You have given so much of yourself to us on this board now let us please give to you.

Please accept my most heartfelt condolences. I am very sorry for your loss. It's a very hard thing losing your parent, especially your mother. I can't imagine the pain you must be going through but please do take some time to heal. I'm sure that all of us here will understand.

Remember that your mother will always be with you, no matter what. The one thing about a loved one passing on is that, every time you think of them, they will be there for you. Always.

--Dawn
 

Risseybug

Me too..

Jim. My mother has been gone nearly 20 years now (colon cancer) and not a day goes by that I don't think of her.

Remember the good times :)
 

sc211

Re: Me too..

For Uncle Jim and all who've been there...


No one ever told me that grief felt so like fear. I am not afraid, but the sensation is like being afraid. The same fluttering in the stomach, the same restlessness, the yawning. I keep swallowing.

At other times it feels like being mildly drunk, or concussed. There is a sort of invisible blanket between the world and me. I find it hard to take in what anyone says. Or perhaps hard to want to take it in. It is so uninteresting. Yet I want the others to be about me. I dread the moments when the house is empty. If only they would talk to one another and not to me.

- C.S. Lewis, A Grief Observed


Grief is an exquisite emotion that helps us become fully human and fully alive.
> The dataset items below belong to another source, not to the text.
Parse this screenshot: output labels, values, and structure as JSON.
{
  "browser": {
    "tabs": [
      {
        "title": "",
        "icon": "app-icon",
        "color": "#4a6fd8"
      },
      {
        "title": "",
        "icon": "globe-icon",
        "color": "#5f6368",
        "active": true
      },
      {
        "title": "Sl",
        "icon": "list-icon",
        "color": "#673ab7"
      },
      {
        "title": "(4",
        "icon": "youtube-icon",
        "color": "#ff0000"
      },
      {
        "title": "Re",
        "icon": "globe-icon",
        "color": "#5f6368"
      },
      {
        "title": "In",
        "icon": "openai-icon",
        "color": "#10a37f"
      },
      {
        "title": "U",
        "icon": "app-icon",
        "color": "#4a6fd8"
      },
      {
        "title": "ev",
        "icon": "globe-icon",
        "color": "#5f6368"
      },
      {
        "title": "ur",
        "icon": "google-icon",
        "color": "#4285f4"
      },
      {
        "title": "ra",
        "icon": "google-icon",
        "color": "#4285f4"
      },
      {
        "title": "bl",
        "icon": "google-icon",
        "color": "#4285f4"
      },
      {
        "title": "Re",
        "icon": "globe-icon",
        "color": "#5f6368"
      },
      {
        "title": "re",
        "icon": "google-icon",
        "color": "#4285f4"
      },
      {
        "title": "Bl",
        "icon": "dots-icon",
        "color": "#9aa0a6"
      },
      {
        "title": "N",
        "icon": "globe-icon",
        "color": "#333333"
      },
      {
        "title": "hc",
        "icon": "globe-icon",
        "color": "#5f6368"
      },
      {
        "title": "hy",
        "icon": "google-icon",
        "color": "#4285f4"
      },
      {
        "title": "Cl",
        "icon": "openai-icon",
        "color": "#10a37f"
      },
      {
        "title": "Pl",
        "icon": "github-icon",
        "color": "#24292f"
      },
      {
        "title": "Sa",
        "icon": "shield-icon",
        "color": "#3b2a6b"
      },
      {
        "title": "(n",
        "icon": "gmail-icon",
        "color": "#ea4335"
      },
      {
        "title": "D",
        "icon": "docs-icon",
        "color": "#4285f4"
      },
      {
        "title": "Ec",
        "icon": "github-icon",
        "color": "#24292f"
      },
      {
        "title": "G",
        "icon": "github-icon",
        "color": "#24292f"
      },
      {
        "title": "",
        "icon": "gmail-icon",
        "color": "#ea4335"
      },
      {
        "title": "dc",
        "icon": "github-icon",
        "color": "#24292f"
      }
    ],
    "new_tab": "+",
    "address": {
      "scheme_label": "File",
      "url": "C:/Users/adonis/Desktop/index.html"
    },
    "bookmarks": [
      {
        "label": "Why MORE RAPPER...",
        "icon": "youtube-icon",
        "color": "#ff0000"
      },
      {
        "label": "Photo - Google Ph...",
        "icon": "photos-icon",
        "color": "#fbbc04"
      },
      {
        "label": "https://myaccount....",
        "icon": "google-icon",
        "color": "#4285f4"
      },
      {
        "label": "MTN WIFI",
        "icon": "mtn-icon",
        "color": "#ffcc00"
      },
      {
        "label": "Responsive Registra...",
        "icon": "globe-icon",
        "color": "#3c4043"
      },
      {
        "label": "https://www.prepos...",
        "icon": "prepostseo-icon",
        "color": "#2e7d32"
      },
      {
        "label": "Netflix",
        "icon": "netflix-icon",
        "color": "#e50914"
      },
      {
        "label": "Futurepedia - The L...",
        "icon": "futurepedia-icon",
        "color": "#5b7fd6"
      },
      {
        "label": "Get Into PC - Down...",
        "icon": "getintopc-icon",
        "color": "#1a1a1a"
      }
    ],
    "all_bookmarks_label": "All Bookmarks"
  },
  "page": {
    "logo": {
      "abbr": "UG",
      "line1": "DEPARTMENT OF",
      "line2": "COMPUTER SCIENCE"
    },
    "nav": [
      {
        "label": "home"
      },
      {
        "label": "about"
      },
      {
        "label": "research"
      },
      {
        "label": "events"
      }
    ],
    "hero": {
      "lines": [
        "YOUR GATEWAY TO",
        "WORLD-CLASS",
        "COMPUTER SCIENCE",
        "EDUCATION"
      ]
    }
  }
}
That seems like a contradiction, but it’s not. Grief asks us to drop down into the river of life and truly mourn the passing of what we love and value. If we don’t make that journey, we can’t move forward whole in our lives.

I call grief “the utterly necessary river of the soul,” because it reconnects us to life after we’ve experienced deep and profound loss. When I see people running from grief, I feel such sorrow for them, because I know that they won’t be whole until they grieve.

We fear that grief will break us in two, but that’s not what happens. In true grief, our hearts break open, but they don’t break apart. We aren’t emptied by grief *we’re expanded. When we come up and out of the river of grief, we have more capacity to love, and more room to breathe.

- Karla McLaren


As with the migrant birds, so surely with us, there is a voice within that tells us so certainly when to go forth into the unknown. The unknown could actually be a homecoming.

- Elisabeth Kubler-Ross


For what is to die but to stand naked in the wind and to melt into the sun?
And what is it to cease breathing, but to free the breath from its restless tides, that it may rise and expand and seek God unencumbered?
Only when you drink from the river of silence shall you indeed sing.
And when you have reached the mountain top, then shall you begin to climb.
And when the earth shall claim your limbs, then shall you truly dance.

- Kahlil Gibran


Our dead never forget this beautiful earth. It is their mother. They always love and remember her rivers, her great mountains, her valleys. And their spirits often return to visit and console us.

- Chief Seattle
 

stormie267

Re: Me too..

Our dead never forget this beautiful earth. It is their mother. They always love and remember her rivers, her great mountains, her valleys. And their spirits often return to visit and console us.

I like that quote. It's comforting.

Jim, my thoughts and prayers are with you.